Published online by Cambridge University Press: 05 July 2011
Korea's successful experience with export-led industrialization strategies is shared by all East Asian economies. An essential ingredient or ‘enabler’ in this so-called East Asian miracle is the open multilateral trading regime. For this reason, although ‘new regionalism’ was surfacing in the form of bilateral or regional free trade agreements (FTAs) in other regions of the world, the East Asian economies steadfastly adhered to multilateralism by refusing to pursue regional or bilateral FTAs during the 1990s.

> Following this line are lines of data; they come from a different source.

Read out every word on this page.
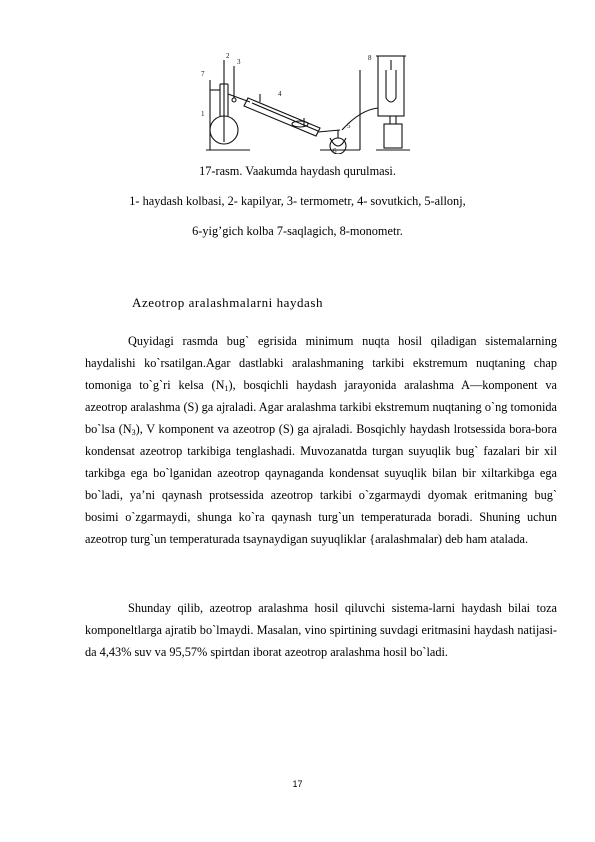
7
1
3
2
4
5
6
8
17-rasm. Vaakumda haydash qurulmasi.
1- haydash kolbasi, 2- kapilyar, 3- termometr, 4- sovutkich, 5-allonj,
6-yig’gich kolba 7-saqlagich, 8-monometr.
Azeotrop aralashmalarni haydash

Quyidagi rasmda bug` egrisida minimum nuqta hosil qiladigan sistemalarning haydalishi ko`rsatilgan.Agar dastlabki aralashmaning tarkibi ekstremum nuqtaning chap tomoniga to`g`ri kelsa $(N_1)$, bosqichli haydash jarayonida aralashma A—komponent va azeotrop aralashma (S) ga ajraladi. Agar aralashma tarkibi ekstremum nuqtaning o`ng tomonida bo`lsa $(N_3)$, V komponent va azeotrop (S) ga ajraladi. Bosqichly haydash lrotsessida bora-bora kondensat azeotrop tarkibiga tenglashadi. Muvozanatda turgan suyuqlik bug` fazalari bir xil tarkibga ega bo`lganidan azeotrop qaynaganda kondensat suyuqlik bilan bir xiltarkibga ega bo`ladi, ya’ni qaynash protsessida azeotrop tarkibi o`zgarmaydi dyomak eritmaning bug` bosimi o`zgarmaydi, shunga ko`ra qaynash turg`un temperaturada boradi. Shuning uchun azeotrop turg`un temperaturada tsaynaydigan suyuqliklar {aralashmalar) deb ham atalada.

Shunday qilib, azeotrop aralashma hosil qiluvchi sistema-larni haydash bilai toza komponeltlarga ajratib bo`lmaydi. Masalan, vino spirtining suvdagi eritmasini haydash natijasi-da 4,43% suv va 95,57% spirtdan iborat azeotrop aralashma hosil bo`ladi.

17
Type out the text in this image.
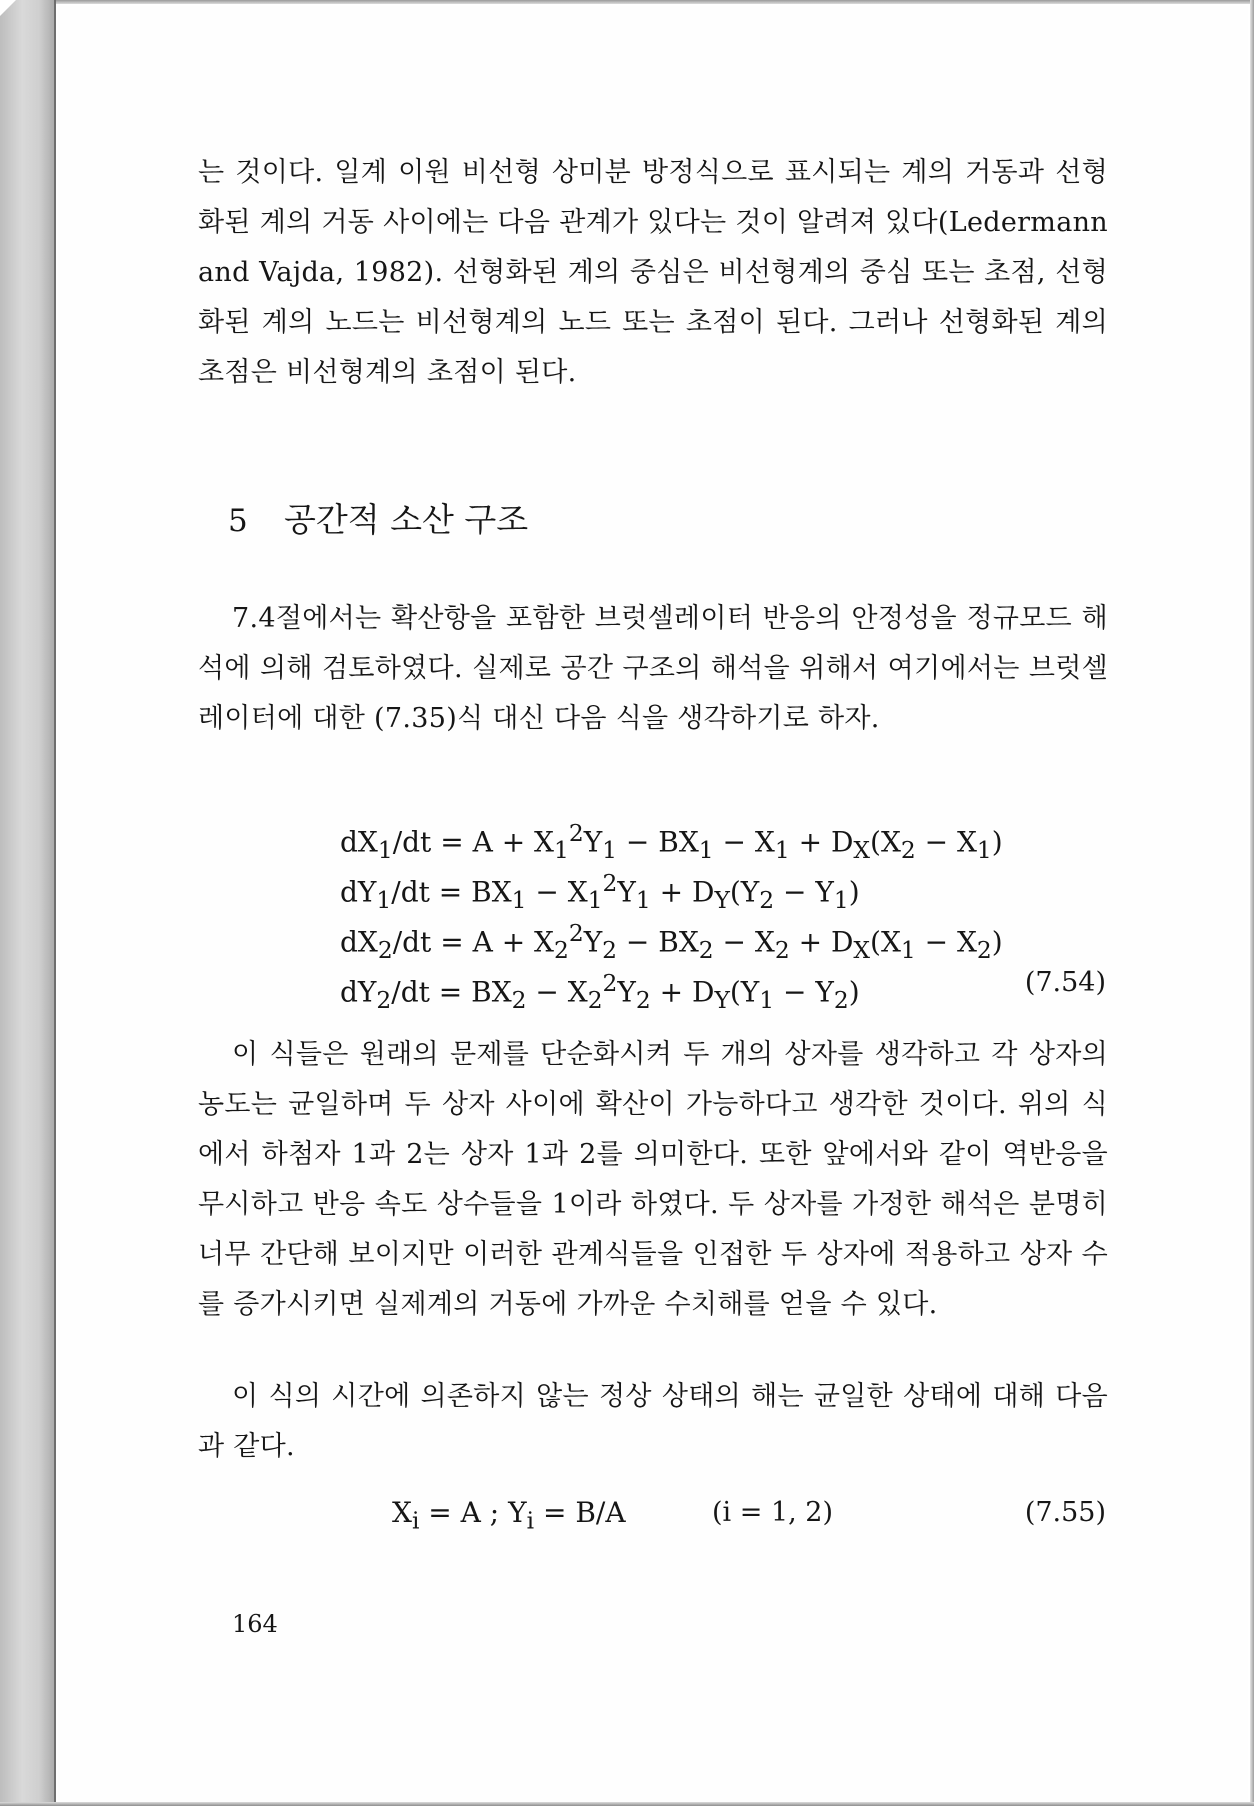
는 것이다. 일계 이원 비선형 상미분 방정식으로 표시되는 계의 거동과 선형화된 계의 거동 사이에는 다음 관계가 있다는 것이 알려져 있다(Ledermann and Vajda, 1982). 선형화된 계의 중심은 비선형계의 중심 또는 초점, 선형화된 계의 노드는 비선형계의 노드 또는 초점이 된다. 그러나 선형화된 계의 초점은 비선형계의 초점이 된다.

5 공간적 소산 구조

7.4절에서는 확산항을 포함한 브럿셀레이터 반응의 안정성을 정규모드 해석에 의해 검토하였다. 실제로 공간 구조의 해석을 위해서 여기에서는 브럿셀레이터에 대한 (7.35)식 대신 다음 식을 생각하기로 하자.

$dX_1/dt = A + X_1^2Y_1 - BX_1 - X_1 + D_X(X_2 - X_1)$
$dY_1/dt = BX_1 - X_1^2Y_1 + D_Y(Y_2 - Y_1)$
$dX_2/dt = A + X_2^2Y_2 - BX_2 - X_2 + D_X(X_1 - X_2)$
$dY_2/dt = BX_2 - X_2^2Y_2 + D_Y(Y_1 - Y_2)$	(7.54)

이 식들은 원래의 문제를 단순화시켜 두 개의 상자를 생각하고 각 상자의 농도는 균일하며 두 상자 사이에 확산이 가능하다고 생각한 것이다. 위의 식에서 하첨자 1과 2는 상자 1과 2를 의미한다. 또한 앞에서와 같이 역반응을 무시하고 반응 속도 상수들을 1이라 하였다. 두 상자를 가정한 해석은 분명히 너무 간단해 보이지만 이러한 관계식들을 인접한 두 상자에 적용하고 상자 수를 증가시키면 실제계의 거동에 가까운 수치해를 얻을 수 있다.

이 식의 시간에 의존하지 않는 정상 상태의 해는 균일한 상태에 대해 다음과 같다.

$X_i = A$ ; $Y_i = B/A$	(i = 1, 2)	(7.55)
164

Yet, alerted by the Asian financial crisis of 1997–1998 to failings in the global economic order, as well as by the growing evidence that further multilateral trade liberalization after the Uruguay Round on both the WTO and APEC (Asia-Pacific Economic Cooperation) track was not likely in the foreseeable future, East Asian countries began to shift from multilateralism to regionalism, especially to bilateral FTAs, by the end of the decade. In a belated domino-effect-type reaction to the proliferation of FTAs elsewhere in the world, they thus began to pursue bilateral FTAs individually, competing to a certain extent with one another. Among them, Korea has probably been the first and the most aggressive pursuer of such bilateralism.
Korea began to pursue bilateral FTAs in the wake of the Asian financial crisis and launched the negotiation of its first FTA in 1999. This was the Korea–Chile FTA which was signed in 2003.